First, browse the dataframe.

str(acs)
## 'data.frame':    27410 obs. of  9 variables:
##  $ household    : int  37 37 37 241 242 377 418 465 465 484 ...
##  $ person       : int  1 2 3 1 1 1 1 1 2 1 ...
##  $ age          : int  20 19 19 50 29 69 59 55 47 33 ...
##  $ maritalStatus: chr  "Never married" "Never married" "Never married" "Never married" ...
##  $ income       : int  10000 5300 4700 32500 30000 51900 12200 0 2600 16800 ...
##  $ female       : int  1 1 1 1 1 1 1 0 1 0 ...
##  $ hispanic     : int  0 0 0 0 0 0 0 0 0 0 ...
##  $ race         : chr  "White" "White" "Black" "White" ...
##  $ edu          : chr  "Some College" "Some College" "Some College" "Advanced Degree" ...

When plotting, character vectors (here, maritalStatus, race, and edu) are automatically ordered alphabetically. For unordered categorical variables, such as state names, this default may be fine. For categorical variables with a natural order, we may wish to specify an order. To do this with the edu (education), first turn it into a factor, and then use fct_relevel() from the forcats package to reorder the levels.

acs$edu <- as.factor(acs$edu)

levels(acs$edu)
## [1] "Advanced Degree"       "Bachelors"             "High School"          
## [4] "Less than High School" "Some College"
acs$edu <- fct_relevel(acs$edu, 
                       "Less than High School", 
                       "High School",
                       "Some College", 
                       "Bachelors", 
                       "Advanced Degree")

levels(acs$edu)
## [1] "Less than High School" "High School"           "Some College"         
## [4] "Bachelors"             "Advanced Degree"

Our dataframe has 27,410 observations. Some plot types work better with fewer points, so let’s create a random sample from acs and then filter out rows without education or income data.

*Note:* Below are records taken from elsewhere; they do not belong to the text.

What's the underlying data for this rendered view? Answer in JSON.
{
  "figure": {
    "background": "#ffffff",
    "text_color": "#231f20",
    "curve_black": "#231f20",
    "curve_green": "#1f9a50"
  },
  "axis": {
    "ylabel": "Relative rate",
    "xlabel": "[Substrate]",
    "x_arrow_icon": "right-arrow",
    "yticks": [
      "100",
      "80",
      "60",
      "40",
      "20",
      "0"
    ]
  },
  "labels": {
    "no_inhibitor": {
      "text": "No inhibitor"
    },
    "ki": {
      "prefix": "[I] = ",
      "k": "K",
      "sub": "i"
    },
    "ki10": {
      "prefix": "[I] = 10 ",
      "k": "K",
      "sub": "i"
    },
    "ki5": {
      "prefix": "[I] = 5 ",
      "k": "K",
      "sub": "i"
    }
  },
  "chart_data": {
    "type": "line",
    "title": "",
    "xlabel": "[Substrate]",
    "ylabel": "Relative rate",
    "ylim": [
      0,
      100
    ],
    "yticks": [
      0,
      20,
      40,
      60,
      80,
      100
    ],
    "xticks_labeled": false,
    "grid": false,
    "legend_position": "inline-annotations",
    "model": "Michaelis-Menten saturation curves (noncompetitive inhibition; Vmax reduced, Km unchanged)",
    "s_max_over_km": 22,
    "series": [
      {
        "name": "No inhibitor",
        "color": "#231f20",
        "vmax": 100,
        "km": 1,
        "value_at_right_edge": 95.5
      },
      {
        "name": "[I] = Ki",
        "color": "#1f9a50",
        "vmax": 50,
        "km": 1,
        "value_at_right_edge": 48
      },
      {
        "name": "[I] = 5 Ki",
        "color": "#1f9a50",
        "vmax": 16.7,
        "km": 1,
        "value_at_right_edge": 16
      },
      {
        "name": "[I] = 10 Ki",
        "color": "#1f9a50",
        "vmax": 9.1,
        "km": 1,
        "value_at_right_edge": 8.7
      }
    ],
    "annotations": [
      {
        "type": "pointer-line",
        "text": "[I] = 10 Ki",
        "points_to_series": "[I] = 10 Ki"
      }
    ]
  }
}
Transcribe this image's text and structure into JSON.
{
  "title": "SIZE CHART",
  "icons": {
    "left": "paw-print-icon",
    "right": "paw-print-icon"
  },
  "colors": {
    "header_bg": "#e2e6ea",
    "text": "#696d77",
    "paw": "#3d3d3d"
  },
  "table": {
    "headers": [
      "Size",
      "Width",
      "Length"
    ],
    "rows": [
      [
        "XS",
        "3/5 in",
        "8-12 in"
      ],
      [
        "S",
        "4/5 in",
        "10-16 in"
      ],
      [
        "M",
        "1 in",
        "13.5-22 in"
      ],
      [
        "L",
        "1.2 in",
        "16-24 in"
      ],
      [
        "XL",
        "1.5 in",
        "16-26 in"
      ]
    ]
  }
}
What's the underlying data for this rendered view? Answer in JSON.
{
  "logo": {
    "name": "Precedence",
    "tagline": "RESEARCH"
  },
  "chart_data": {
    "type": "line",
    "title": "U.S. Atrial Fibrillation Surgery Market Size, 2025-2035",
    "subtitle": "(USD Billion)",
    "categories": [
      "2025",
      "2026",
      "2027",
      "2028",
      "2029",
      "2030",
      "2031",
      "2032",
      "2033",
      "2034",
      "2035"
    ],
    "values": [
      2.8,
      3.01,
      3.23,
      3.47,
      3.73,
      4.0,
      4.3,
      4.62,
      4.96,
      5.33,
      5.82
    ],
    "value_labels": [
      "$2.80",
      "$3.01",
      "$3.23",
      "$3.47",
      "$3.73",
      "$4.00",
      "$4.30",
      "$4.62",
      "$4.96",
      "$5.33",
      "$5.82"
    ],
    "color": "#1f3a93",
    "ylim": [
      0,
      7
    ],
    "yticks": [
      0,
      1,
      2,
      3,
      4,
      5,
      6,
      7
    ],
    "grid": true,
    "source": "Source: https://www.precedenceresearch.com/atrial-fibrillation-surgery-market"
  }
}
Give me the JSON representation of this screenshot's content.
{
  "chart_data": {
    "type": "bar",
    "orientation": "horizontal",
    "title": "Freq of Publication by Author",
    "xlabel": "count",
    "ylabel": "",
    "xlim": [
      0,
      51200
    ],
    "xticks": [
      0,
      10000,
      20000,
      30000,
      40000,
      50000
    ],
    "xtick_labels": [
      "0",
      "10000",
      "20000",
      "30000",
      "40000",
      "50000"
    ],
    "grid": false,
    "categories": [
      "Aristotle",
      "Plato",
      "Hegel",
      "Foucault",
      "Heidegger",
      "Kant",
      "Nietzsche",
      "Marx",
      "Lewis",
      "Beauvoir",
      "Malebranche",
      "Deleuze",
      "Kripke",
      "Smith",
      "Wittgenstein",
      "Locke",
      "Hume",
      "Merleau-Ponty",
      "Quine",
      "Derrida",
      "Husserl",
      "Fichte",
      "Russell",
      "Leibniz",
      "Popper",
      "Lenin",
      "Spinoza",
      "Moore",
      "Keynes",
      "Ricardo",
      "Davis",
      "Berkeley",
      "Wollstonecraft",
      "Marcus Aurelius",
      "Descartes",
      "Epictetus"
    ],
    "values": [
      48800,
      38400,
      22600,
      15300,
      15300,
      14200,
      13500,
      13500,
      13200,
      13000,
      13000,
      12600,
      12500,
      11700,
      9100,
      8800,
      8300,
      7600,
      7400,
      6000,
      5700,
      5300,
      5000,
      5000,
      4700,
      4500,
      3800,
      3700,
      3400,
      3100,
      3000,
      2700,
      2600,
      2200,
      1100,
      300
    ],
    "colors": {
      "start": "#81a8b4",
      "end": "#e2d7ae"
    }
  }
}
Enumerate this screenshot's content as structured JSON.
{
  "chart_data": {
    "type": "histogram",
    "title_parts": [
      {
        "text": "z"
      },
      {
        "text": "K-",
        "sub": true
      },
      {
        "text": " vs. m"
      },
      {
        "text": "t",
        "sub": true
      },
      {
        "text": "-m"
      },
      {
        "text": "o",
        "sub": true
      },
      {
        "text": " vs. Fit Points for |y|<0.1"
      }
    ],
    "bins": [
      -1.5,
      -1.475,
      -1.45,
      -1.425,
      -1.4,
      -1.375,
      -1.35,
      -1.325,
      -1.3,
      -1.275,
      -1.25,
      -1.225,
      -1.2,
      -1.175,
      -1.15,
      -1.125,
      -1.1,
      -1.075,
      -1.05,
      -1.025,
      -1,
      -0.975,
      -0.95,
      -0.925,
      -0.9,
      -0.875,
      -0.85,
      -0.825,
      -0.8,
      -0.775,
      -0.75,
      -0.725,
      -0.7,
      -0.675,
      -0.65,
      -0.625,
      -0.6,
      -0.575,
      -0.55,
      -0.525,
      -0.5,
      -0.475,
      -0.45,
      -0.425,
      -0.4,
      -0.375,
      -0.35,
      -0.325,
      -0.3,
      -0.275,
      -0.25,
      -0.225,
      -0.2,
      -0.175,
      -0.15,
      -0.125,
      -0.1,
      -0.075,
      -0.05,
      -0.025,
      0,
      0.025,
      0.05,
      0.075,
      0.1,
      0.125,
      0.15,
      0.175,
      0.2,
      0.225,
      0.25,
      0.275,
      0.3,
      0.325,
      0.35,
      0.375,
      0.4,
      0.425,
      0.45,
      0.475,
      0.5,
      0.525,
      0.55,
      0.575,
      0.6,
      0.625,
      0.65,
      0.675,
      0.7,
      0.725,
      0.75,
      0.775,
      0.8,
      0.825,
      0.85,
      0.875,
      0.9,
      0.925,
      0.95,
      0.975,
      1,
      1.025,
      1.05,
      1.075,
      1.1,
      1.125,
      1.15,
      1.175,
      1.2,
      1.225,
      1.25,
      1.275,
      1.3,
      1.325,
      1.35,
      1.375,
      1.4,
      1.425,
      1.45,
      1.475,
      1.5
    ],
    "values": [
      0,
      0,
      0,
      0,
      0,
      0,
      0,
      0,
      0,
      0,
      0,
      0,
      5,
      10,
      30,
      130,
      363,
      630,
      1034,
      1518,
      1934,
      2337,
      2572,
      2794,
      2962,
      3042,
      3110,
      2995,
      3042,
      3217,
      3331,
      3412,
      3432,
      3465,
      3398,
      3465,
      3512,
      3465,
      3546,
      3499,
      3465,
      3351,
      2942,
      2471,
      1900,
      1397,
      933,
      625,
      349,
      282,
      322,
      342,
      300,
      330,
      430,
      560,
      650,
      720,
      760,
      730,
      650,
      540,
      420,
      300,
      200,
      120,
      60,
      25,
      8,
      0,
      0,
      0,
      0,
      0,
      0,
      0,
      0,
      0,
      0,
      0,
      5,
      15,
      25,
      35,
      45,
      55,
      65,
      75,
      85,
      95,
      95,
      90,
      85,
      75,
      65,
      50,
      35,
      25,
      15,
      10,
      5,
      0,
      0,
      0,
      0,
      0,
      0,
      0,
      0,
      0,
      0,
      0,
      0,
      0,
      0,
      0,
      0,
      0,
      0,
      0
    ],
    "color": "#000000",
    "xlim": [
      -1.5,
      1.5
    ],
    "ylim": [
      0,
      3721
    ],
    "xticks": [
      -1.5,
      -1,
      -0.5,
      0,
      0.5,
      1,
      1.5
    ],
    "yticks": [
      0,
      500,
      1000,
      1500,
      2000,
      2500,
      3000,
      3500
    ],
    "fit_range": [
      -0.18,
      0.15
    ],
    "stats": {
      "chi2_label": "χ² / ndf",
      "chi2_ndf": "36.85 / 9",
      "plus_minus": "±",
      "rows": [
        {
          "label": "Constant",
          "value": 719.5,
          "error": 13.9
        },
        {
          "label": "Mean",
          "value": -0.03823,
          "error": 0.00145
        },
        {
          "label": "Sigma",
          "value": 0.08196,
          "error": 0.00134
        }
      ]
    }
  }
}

The set.seed() function allows us to obtain the same results when we generate random numbers with sample(). Any number we give to set.seed() is fine, as long as you and I have the same number. If we supply different numbers, or if we forego set.seed() altogether, we will (most likely) end up with different rows in our acs_sample dataframes.

set.seed(123)

acs_sample <- 
  acs[sample(1:nrow(acs), 300), ] %>% 
  filter(!is.na(edu), !is.na(income))